Lab | Reading About Statistic Concepts

Introduction

In the future, you will need to understand deep statistical concepts by reading technical articles. As a training for that, it is interesting to start from here. Also, as we have limited time, this is a way to have some self guided learning to understand everything better and have a wider knowledge.

This week you will find some questions here that you will need to answer by documentating yourself. So you will do a different PR for each question (you are meant to answer the questions in different days). Don't hesitate to write as many text as you need and push images if you need them.

Remember for this lab: there is a right answer. But there is no perfect way to explain it (except for in a mathematical way, but this is another story).

Challenges

Challenge 1: What is the difference between expected value and mean?

You know both concepts but, is there a difference? Are they synonims? Start investigating.

As a good reference (once you have looked for some information) you have this article.

Challenge 2: What is the "problem" in science with p-values?

We have told you that a lot of scientifical investigations are based on p-values. The last week, Nature magazine published an article regarding the problem. Start digging on it!

Don't hesitate to use more articles if you want to :)

Challenge 3: Applying testing to a specific case: A/B testing.

A/B testing is a widely used tool to understand differences between two samples. It is a way to measure the impact of something we did:

A marketing campaign.
A new feature in our application.
A new design in our application.
A different flow in the User Experience flow.

To do this, is very important first to design our experiment.

We need to know how we are measuring the impact. If people has the behaviour we want with this new implementation.
We choose a control group (people who doesn't have/see the new change) and the group which will see the new change.
We think about how much data do we need.
We measure the difference between them.

One example: Our application has a lot of mini-games. We want people to reach the games that we think are the best but the behaviour is not the expected, they don't reach them.

So we call a designer and after a lot of work he shows us a new design for our application: we will add a button specific for that kind of games inviting the users to click on it:

Click here to discover cool games!

We think it will work but can we be sure? So instead of implementing this new button for all users, we implement it for 10% and we compare the results with the users that didn't have it. Is there a significant difference? Is our button working?

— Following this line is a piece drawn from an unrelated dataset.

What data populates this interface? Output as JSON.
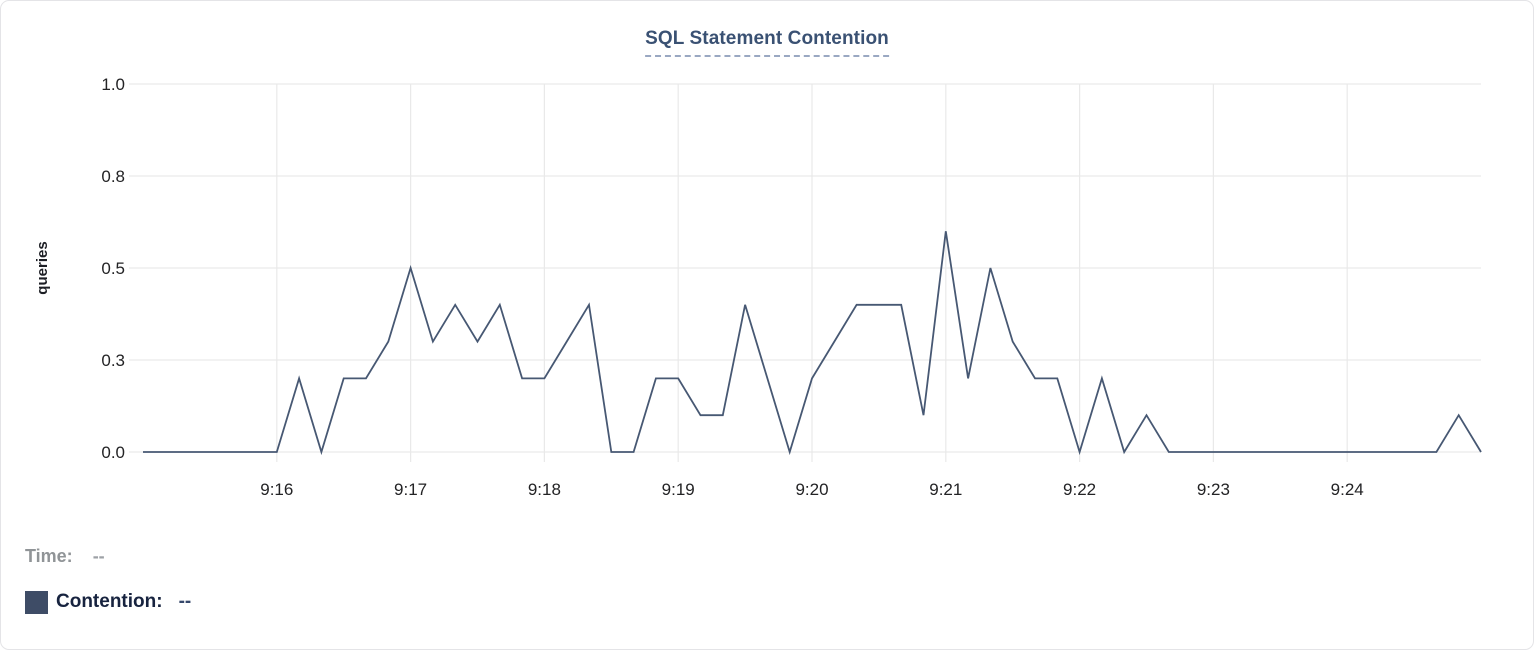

Read more about A/B testing with a couple of examples:

Another example about Netflix here

What happened to Basecamp

An example with Python

A cool general explanation

So, take one single example in the articles you just read, which specific test/s would you apply? (We want you just to do a draft and think a little bit how to apply the tests you already know in this case)

Deliverables

You need to submit a markdown file with the answers to the questions above. You can create a new .md file or directly edit the README.md.

Submission

Upon completion, add your deliverables to git. Then commit git and push your branch to the remote.